With the bombardment of this important media building, questions have arisen about whether Israel is trying to control the media message across the globe. In today’s world with the influence of social media, is it possible for one country or one media house to sway the message in order to fit their narrative?
Diction, or word choice, affects the interpretation of the same set of entities or events. The news about Israel and Palestine plays out very differently in the western media as compared to Middle Eastern media, because of the choice of words used to describe an incident. Moreover, media might rely on selective reporting and omission to psychologically make you believe a certain thing. This is not just limited to Israel and Palestine but happens with almost any controversial topic.
"Palestinian rocket fire, Israeli strikes in Gaza enter the second day," according to Reuters, indicates that the Israeli strikes were "in reaction" to "Palestinian" rocket fires raining down on Israel. The title of a video from Reuters' Facebook page indicates that Palestinians clashed with Israeli police near Sheikh Jarrah and the Al-Aqsa mosque town, only to be subdued with hot-water cannons.
The New York Times' social media captions of "Gaza militants" shooting rockets and Israeli retaliation obscure the Palestinian struggle behind Hamas' deep veil of terror.
In comparison to this, the Middle Eastern media house, Al Jazeera uses headlines such as “Israel and Benjamin Netanyahu’s war on Palestine” and Middle East Eye says, “Far-right Israeli groups plan further violence against Palestinians after a night of lynchings”

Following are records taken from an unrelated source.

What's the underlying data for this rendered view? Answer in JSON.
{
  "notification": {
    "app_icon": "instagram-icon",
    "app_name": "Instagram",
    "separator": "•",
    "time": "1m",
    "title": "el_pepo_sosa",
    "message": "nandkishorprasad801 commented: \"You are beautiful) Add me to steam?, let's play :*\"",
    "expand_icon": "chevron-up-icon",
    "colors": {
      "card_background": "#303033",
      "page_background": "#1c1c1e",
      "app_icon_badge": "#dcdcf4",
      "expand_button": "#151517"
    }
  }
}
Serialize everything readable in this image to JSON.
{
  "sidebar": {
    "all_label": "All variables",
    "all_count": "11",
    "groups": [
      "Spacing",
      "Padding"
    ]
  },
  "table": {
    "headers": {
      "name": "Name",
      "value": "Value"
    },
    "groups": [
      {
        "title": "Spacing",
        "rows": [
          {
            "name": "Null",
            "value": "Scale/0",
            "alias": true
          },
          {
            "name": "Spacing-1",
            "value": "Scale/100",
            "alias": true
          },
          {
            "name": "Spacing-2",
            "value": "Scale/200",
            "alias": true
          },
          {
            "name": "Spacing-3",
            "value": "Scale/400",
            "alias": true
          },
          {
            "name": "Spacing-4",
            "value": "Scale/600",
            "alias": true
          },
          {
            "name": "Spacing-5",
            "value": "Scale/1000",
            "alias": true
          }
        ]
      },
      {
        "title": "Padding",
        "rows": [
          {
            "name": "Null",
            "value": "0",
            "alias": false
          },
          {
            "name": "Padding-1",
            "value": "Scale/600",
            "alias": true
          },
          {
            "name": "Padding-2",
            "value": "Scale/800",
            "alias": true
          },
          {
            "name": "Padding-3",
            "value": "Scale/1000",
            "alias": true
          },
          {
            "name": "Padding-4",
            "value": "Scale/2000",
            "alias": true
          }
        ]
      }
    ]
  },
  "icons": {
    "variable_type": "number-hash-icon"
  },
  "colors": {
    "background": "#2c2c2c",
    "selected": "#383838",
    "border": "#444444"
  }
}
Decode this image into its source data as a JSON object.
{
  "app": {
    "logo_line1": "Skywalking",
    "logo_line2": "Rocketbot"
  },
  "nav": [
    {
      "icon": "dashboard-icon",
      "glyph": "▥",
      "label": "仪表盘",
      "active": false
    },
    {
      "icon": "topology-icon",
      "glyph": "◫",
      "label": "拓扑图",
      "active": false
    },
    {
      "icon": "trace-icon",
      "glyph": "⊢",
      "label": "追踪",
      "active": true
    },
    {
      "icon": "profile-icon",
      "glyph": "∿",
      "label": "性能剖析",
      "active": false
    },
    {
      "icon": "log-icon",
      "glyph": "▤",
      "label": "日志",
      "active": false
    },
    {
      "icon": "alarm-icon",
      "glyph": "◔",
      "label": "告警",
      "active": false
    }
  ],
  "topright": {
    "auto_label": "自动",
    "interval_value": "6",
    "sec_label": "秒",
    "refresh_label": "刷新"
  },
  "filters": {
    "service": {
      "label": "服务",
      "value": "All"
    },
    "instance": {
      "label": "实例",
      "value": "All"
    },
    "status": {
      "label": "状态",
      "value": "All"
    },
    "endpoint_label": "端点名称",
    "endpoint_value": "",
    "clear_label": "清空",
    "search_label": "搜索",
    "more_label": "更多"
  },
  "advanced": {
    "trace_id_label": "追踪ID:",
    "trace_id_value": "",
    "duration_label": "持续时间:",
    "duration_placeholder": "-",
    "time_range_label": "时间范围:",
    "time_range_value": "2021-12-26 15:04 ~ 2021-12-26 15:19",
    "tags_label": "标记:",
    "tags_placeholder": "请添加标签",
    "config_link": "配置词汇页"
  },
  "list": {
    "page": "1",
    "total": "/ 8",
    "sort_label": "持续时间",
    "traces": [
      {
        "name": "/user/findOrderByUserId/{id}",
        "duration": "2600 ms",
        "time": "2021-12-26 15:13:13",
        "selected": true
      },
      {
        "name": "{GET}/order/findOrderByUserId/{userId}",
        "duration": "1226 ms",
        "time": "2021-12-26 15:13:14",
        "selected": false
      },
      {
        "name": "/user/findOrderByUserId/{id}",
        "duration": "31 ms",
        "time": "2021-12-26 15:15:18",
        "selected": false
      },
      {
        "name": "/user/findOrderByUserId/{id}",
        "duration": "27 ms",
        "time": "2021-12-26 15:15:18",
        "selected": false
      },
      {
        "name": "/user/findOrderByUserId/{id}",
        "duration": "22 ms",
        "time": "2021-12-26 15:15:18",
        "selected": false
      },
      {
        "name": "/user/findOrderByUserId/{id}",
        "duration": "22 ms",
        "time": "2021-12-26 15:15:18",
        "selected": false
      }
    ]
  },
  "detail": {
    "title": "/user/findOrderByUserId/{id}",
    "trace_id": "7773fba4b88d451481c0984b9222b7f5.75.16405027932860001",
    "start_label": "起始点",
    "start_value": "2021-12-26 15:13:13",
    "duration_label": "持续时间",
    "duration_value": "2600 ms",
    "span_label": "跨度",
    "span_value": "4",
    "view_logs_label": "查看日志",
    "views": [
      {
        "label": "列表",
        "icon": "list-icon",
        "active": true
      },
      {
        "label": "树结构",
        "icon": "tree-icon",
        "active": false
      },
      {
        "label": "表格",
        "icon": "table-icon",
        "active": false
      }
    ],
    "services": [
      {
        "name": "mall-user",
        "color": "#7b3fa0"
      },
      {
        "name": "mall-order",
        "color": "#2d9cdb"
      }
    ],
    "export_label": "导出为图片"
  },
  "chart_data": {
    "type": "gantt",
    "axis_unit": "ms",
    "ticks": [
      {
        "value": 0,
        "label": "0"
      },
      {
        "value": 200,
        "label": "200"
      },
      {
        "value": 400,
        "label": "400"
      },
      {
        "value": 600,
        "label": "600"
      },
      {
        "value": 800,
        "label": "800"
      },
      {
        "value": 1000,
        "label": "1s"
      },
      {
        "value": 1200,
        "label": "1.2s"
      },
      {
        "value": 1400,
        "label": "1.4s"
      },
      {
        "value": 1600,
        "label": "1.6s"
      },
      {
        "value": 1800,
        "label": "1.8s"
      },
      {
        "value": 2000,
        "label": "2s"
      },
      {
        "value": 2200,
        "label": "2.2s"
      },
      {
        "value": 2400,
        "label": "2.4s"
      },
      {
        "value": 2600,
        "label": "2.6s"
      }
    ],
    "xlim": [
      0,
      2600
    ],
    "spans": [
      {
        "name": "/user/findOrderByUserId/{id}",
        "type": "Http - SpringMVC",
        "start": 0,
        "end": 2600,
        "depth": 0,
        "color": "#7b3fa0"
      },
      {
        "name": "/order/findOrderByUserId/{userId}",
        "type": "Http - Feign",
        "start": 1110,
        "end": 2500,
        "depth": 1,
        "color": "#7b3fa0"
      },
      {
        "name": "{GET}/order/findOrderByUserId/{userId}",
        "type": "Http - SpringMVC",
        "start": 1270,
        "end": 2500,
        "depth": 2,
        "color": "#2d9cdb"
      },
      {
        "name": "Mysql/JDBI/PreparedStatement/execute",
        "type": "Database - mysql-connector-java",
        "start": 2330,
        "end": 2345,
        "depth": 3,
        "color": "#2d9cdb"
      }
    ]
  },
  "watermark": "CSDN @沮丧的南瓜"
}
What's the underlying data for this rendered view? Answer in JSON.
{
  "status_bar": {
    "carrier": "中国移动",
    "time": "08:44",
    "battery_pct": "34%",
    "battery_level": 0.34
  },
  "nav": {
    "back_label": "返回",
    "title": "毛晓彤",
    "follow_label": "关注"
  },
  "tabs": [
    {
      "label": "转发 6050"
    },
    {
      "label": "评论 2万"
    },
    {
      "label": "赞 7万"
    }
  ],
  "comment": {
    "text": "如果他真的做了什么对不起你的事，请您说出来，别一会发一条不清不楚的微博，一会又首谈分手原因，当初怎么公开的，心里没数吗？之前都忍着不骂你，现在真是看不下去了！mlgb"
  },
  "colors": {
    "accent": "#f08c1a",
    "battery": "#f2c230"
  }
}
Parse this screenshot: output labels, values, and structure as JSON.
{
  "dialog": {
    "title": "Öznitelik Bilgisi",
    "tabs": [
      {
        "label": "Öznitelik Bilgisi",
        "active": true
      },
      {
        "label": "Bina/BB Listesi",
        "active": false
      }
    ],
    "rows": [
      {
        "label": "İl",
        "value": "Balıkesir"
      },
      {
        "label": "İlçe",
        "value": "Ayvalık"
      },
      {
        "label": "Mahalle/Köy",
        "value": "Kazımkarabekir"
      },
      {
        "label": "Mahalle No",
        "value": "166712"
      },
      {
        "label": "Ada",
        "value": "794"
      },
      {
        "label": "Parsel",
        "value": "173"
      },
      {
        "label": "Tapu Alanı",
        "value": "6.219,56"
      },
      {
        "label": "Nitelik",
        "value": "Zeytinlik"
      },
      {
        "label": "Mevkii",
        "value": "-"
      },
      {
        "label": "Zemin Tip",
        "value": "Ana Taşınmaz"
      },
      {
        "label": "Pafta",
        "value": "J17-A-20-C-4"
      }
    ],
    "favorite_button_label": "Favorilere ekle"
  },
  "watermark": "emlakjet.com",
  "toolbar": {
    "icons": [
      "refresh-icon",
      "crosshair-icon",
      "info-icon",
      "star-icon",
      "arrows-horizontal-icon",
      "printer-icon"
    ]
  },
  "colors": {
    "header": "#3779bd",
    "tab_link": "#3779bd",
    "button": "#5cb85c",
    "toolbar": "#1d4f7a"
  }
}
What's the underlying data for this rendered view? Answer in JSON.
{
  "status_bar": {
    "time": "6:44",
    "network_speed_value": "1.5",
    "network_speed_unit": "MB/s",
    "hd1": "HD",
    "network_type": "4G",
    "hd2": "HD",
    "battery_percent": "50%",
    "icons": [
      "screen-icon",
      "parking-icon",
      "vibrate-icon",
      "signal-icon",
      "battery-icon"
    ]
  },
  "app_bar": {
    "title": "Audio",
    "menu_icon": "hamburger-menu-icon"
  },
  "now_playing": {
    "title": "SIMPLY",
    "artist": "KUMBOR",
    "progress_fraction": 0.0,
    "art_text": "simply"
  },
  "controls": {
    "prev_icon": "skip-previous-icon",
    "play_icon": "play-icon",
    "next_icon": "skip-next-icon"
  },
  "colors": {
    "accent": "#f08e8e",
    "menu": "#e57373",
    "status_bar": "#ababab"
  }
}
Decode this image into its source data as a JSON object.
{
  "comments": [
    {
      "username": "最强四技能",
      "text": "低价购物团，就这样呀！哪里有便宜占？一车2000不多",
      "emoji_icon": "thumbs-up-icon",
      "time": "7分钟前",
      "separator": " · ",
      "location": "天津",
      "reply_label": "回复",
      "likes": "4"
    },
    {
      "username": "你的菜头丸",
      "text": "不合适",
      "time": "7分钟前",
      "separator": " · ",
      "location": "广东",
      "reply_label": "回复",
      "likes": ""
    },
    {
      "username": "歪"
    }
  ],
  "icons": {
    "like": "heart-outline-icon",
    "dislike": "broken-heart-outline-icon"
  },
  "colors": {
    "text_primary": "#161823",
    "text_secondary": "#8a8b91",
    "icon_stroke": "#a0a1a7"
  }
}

Are you confused about the Israel -Palestine “conflict” and want to understand what is happening there? It is becoming exceedingly important to understand the issue in order to form a well-informed opinion. We must also keep in mind the role the bias in media plays in doing so. It is essential that we frame our opinions after understanding the history of the region, facts, connotations, and context of the current situation.